Hannah Vaughn & Damien Delorme

Hannah Vaughn & Damien Delorme

Frontier Fellows April 2016

Damien's Website

Hannah Vaughn is an architect based in Salt Lake City, where she also teaches at the University of Utah School of Architecture. Hannah grew up under big silent skies in a remote mountain valley in New Mexico. Her love of the Mountain West has fueled inquiry into what it means to live here and to build here—questions that often lead to extensive studies of place, process, and material.

Damien Delorme is a professeur agrégé of philosophy and guest lecturer of aesthetics at the Université Savoie Mont-Blanc. He is currently pursuing his Doctorate of Environmental Philosophy at the Université Lyon III, and lives in Haute-Savoie. Damien is a passionate traveler, musician, and mountain athlete. He is presently touring the American landscape with his bicycle investigating ecological innovation and pedagogy—a study titled Untaking Space.
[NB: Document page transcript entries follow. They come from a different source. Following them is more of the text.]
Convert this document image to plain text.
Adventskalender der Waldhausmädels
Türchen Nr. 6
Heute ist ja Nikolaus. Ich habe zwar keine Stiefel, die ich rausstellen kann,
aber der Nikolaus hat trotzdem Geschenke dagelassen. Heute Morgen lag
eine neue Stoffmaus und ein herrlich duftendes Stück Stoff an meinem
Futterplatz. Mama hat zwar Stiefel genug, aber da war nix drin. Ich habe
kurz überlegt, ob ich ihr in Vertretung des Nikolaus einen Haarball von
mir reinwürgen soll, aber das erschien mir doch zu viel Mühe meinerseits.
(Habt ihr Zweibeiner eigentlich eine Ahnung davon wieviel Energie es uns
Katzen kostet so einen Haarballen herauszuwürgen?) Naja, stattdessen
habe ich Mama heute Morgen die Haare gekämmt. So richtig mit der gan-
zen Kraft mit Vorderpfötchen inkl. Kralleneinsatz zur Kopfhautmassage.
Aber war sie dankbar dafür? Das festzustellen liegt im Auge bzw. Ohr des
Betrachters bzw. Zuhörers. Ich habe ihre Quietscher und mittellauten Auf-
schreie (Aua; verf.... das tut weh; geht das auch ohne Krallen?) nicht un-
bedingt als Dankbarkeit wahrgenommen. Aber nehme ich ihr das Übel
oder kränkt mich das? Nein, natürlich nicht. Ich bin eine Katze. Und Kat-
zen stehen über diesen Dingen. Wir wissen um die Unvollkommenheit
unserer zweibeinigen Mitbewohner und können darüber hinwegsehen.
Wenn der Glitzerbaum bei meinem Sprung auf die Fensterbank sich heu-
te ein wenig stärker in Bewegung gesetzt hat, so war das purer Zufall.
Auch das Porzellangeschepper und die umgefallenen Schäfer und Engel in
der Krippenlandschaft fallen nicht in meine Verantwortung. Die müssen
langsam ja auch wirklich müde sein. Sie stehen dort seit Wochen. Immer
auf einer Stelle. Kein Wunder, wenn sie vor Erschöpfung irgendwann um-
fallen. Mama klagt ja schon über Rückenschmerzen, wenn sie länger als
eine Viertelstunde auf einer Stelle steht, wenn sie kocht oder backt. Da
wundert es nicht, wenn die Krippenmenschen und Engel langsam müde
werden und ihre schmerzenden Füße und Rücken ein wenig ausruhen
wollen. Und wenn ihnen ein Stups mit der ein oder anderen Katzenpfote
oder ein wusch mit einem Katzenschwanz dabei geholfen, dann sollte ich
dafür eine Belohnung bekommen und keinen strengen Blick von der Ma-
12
Damien and Hannah met at the University of Savoie in Chambéry, France, in 2003. They studied philosophy there, galvanized a profound friendship, and started a lasting conversation. Damien finished a series of French degrees at the Sorbonne. Hannah took a hard left, moving to Utah and earning her architecture degree from The University of Utah. Every couple of years, they conspire to cross paths, each time pushing one another’s investigations further, and covering a lot of ground trying to figure it all out.

 

We both love the wide open skies, and don’t mind trodding through the wet spring earth for a better vista. There is also the compelling idea of being invited as a dinner guest to Green River’s table, where we’re responsible for the music. We are interested in listening closely to what the place has to say and to produce work that amplifies its character.

 
 

During their time in Green River, Hannah Vaughn and Damien Delorme developed and installed A Room for the Living | Une Chambre pour les Vivants. The piece was situated at The Slabs (originally used for bunkers for workers during the height of The Green River Launch Complex) and The Cistern located nearby. Participants were invited to join Vaughn and Delorme at The Cistern one evening. Upon arrival, Delorme played his trumpet into the cavernous cistern, resulting in a hauntingly beautiful performance. When one cupped their ear to the exterior of the cistern, they were rewarded with an unbelievably amplified auditory experience. The audience was then invited to hike down to The Slabs where Vaughn and Delorme had installed a series of sculptures and a small fire for a conclusion of storytelling, readings, and refreshments.